Going Direct
Are discretionary REOC-sponsored funds the answer?
As the institutional real estate landscape evolves, many real estate operating companies (REOCs) are reevaluating how they access and deploy capital. The traditional model of nondiscretionary or programmatic joint ventures, where investors retain deal-level control, is increasingly being weighed against discretionary, REOC-sponsored fund structures that offer speed, scale and strategic flexibility. This shift reflects both a maturation of REOC platforms and a changing investor appetite for efficiency, transparency and alignment in an environment defined by tighter liquidity, heightened competition and growing operational demands.
Direct vs. indirect: Reviewing benefits and trade-offs of models
As REOCs mature, many are weighing the transition from nondiscretionary, deal-by-deal or programmatic joint venture models to launching discretionary, REOC sponsored funds. The shift represents a move from investor-controlled capital toward a structure that grants managers greater autonomy over deployment decisions. Discretionary funds enable REOCs to act more nimbly in competitive markets, execute strategies at scale and establish a recurring revenue base through management fees and portfolio-level promotes. They also diversify the investor base and strengthen institutional credibility, which can help position the REOC as a fully integrated investment manager rather than solely an operator or developer.
“There are numerous benefits in direct investing versus indirect,” says Andrew Janko, managing director at RCLCO Fund Advisors. “Direct investors often enjoy more discretion, transparency and control over their portfolios, in terms of investment strategy, composition and pacing, than indirect investors and can achieve better fee effectiveness as well through compensation structures that are more investor friendly.”
“Each model offers unique benefits to investors depending on their risk appetite, capital availability and targeted exit horizon,” says Antonio Marquez, principal and managing partner at Comunidad Partners. “The key differentiators between direct and indirect investments are how much time and control investors want to have overall.
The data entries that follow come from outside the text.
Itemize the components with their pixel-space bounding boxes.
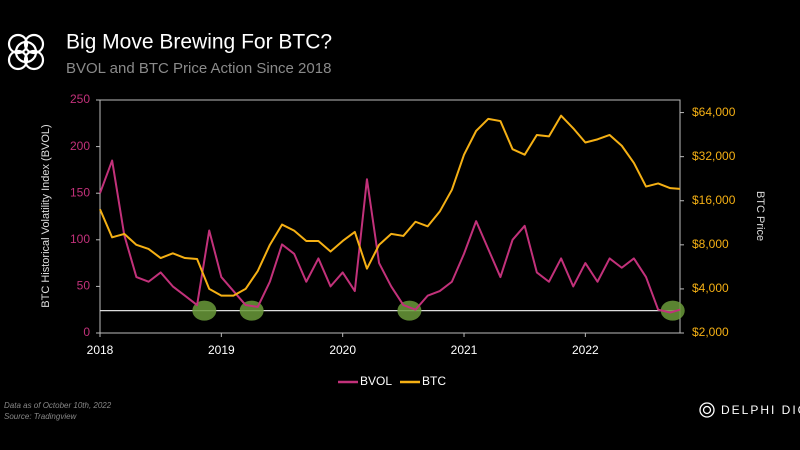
x-tick-label: 2020 — [329, 343, 356, 357]
logo-ring — [7, 33, 29, 55]
y-tick-label: 50 — [77, 279, 91, 293]
logo-ring — [7, 49, 29, 71]
brand: DELPHI DIGITAL — [721, 403, 800, 417]
highlight-circle — [192, 300, 217, 321]
highlight-circle — [397, 300, 422, 321]
brand-ring — [702, 405, 712, 415]
chart-title: Big Move Brewing For BTC? — [66, 31, 332, 54]
y2-tick-label: $64,000 — [692, 105, 736, 119]
y2-tick-label: $4,000 — [692, 281, 729, 295]
brand-ring — [699, 402, 715, 418]
logo-ring — [23, 33, 45, 55]
legend-label: BVOL — [360, 374, 392, 388]
chart-subtitle: BVOL and BTC Price Action Since 2018 — [66, 60, 331, 77]
y-axis-label: BTC Historical Volatility Index (BVOL) — [40, 124, 52, 307]
brand-logo — [699, 402, 715, 418]
y2-tick-label: $2,000 — [692, 325, 729, 339]
y2-tick-label: $32,000 — [692, 149, 736, 163]
series-line — [99, 114, 681, 297]
logo — [7, 33, 45, 71]
x-tick-label: 2021 — [451, 343, 478, 357]
note: Data as of October 10th, 2022 — [4, 401, 112, 410]
highlight-circle — [660, 300, 685, 321]
plot-frame — [99, 99, 681, 334]
y2-axis-label: BTC Price — [754, 191, 766, 241]
x-tick-label: 2018 — [87, 343, 114, 357]
series-line — [99, 159, 681, 314]
y-tick-label: 200 — [70, 139, 90, 153]
y2-tick-label: $8,000 — [692, 237, 729, 251]
logo-ring — [23, 49, 45, 71]
x-tick-label: 2022 — [572, 343, 599, 357]
y2-tick-label: $16,000 — [692, 193, 736, 207]
y-tick-label: 250 — [70, 92, 90, 106]
x-tick-label: 2019 — [208, 343, 235, 357]
source: Source: Tradingview — [4, 412, 78, 421]
y-tick-label: 0 — [83, 325, 90, 339]
legend-label: BTC — [422, 374, 446, 388]
y-tick-label: 150 — [70, 185, 90, 199]
y-tick-label: 100 — [70, 232, 90, 246]
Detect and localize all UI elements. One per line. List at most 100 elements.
Direct models typically have higher barriers to entry and require heavier time management on the side of the investor to oversee negotiations,
legalities and input on property decisions. Additionally, direct investments can be slower moving, given the nondiscretionary nature, which may limit investment opportunities due to the speed of execution, given the layers of decision making and potential bureaucracy that can result in a higher opportunity cost.”